The hierarchical multilevel structure of the data can be resolved by using linear mixed models for differential expression. The assumption of independent observations in statistical tests is violated in such hierarchical data. LMMs can be used to resolve this issue with the full use of the data. Other approaches exist in dealing with hierarchical structure, but they don’t take the advantage of using information from all data [43]. Aggregate analysis takes the average of observations from the same subject which can yield consistent results, but it doesn’t consider the advantage of having more observations and may lose important differences by averaging all samples within the same subject. Another alternative is to run separate analysis for each brain region. This separate analysis method can also work, but it will produce many models and again does not take the advantage of having information from other brain regions or subjects simultaneously. Using all available data with LMM will increase the statistical power to detect differentially expressed genes that are AD specific. Ignoring the correlation structure between the samples from all brain regions using Wilcoxon rank sum test did not show any association with neurological disorders or AD. In our study, the top differentially expressed genes produced by LMM integrating all four brain regions showed high association with neurological disorders. The results verified the effectiveness of using LMM on hierarchical structures of gene expression data.

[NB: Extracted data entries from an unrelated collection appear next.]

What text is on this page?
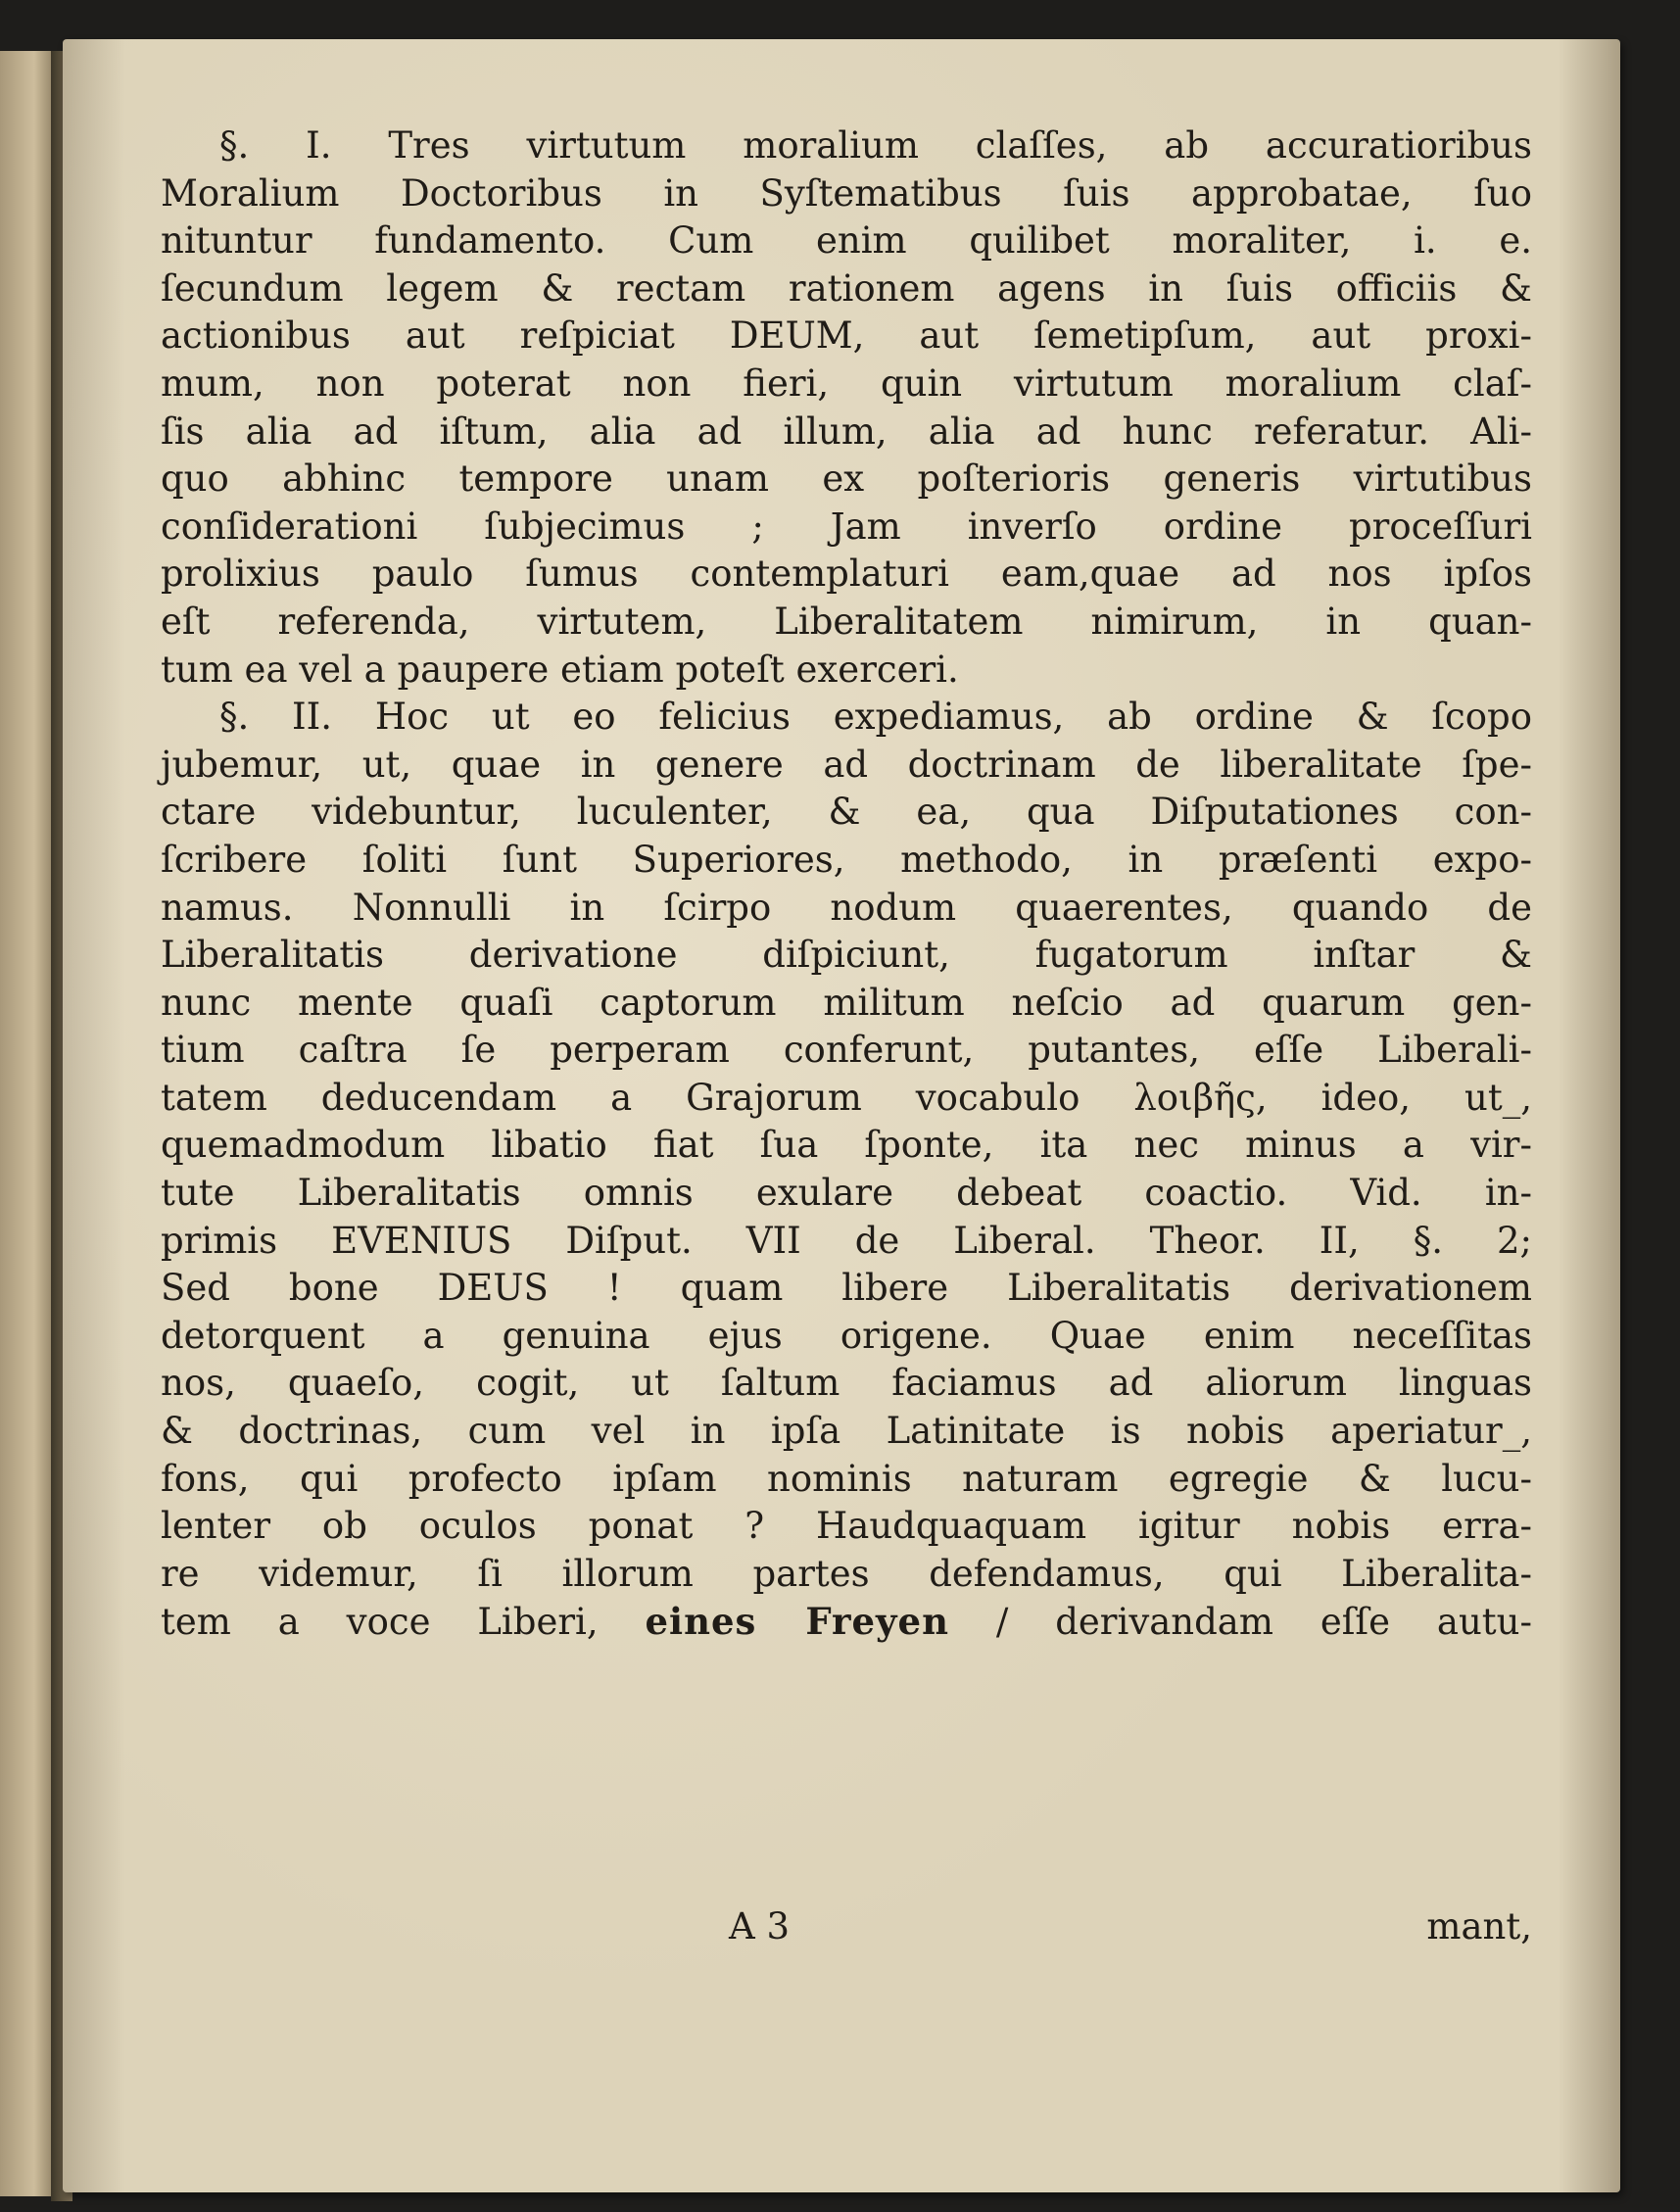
§. I. Tres virtutum moralium claſſes, ab accuratioribus
Moralium Doctoribus in Syſtematibus ſuis approbatae, ſuo
nituntur fundamento. Cum enim quilibet moraliter, i. e.
ſecundum legem & rectam rationem agens in ſuis officiis &
actionibus aut reſpiciat DEUM, aut ſemetipſum, aut proxi-
mum, non poterat non fieri, quin virtutum moralium claſ-
ſis alia ad iſtum, alia ad illum, alia ad hunc referatur. Ali-
quo abhinc tempore unam ex poſterioris generis virtutibus
conſiderationi ſubjecimus ; Jam inverſo ordine proceſſuri
prolixius paulo ſumus contemplaturi eam,quae ad nos ipſos
eſt referenda, virtutem, Liberalitatem nimirum, in quan-
tum ea vel a paupere etiam poteſt exerceri.
§. II. Hoc ut eo felicius expediamus, ab ordine & ſcopo
jubemur, ut, quae in genere ad doctrinam de liberalitate ſpe-
ctare videbuntur, luculenter, & ea, qua Diſputationes con-
ſcribere ſoliti ſunt Superiores, methodo, in præſenti expo-
namus. Nonnulli in ſcirpo nodum quaerentes, quando de
Liberalitatis derivatione diſpiciunt, fugatorum inſtar &
nunc mente quaſi captorum militum neſcio ad quarum gen-
tium caſtra ſe perperam conferunt, putantes, eſſe Liberali-
tatem deducendam a Grajorum vocabulo λοιβῆς, ideo, ut_,
quemadmodum libatio fiat ſua ſponte, ita nec minus a vir-
tute Liberalitatis omnis exulare debeat coactio. Vid. in-
primis EVENIUS Diſput. VII de Liberal. Theor. II, §. 2;
Sed bone DEUS ! quam libere Liberalitatis derivationem
detorquent a genuina ejus origene. Quae enim neceſſitas
nos, quaeſo, cogit, ut ſaltum faciamus ad aliorum linguas
& doctrinas, cum vel in ipſa Latinitate is nobis aperiatur_,
fons, qui profecto ipſam nominis naturam egregie & lucu-
lenter ob oculos ponat ? Haudquaquam igitur nobis erra-
re videmur, ſi illorum partes defendamus, qui Liberalita-
tem a voce Liberi, eines Freyen / derivandam eſſe autu-
A 3	mant,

Several previous studies have used post-mortem AD and control samples of different brain regions to investigate differential gene expression in a specific region [23,44]. Typically, these studies examined each region separately in order to investigate the specific changes that take place in each brain region, which can dissect the pathology and impact over a brain region. The main purpose of our study was to analyze AD pathology in most of the brain and not to study distinct functions or transcriptional patterns of different and specific brain regions. Some studies attempted to integrate all brain regions, but they did not use a single appropriate statistical method that integrate all brain regions simultaneously. Wang et al. found the differentially expressed genes in each of six brain regions [44]. In an attempt to integrate all data, they combined the differentially expressed genes from all regions by taking the union and formed a differential co-expression network representing all brain regions without using a statistical test that combines all regions.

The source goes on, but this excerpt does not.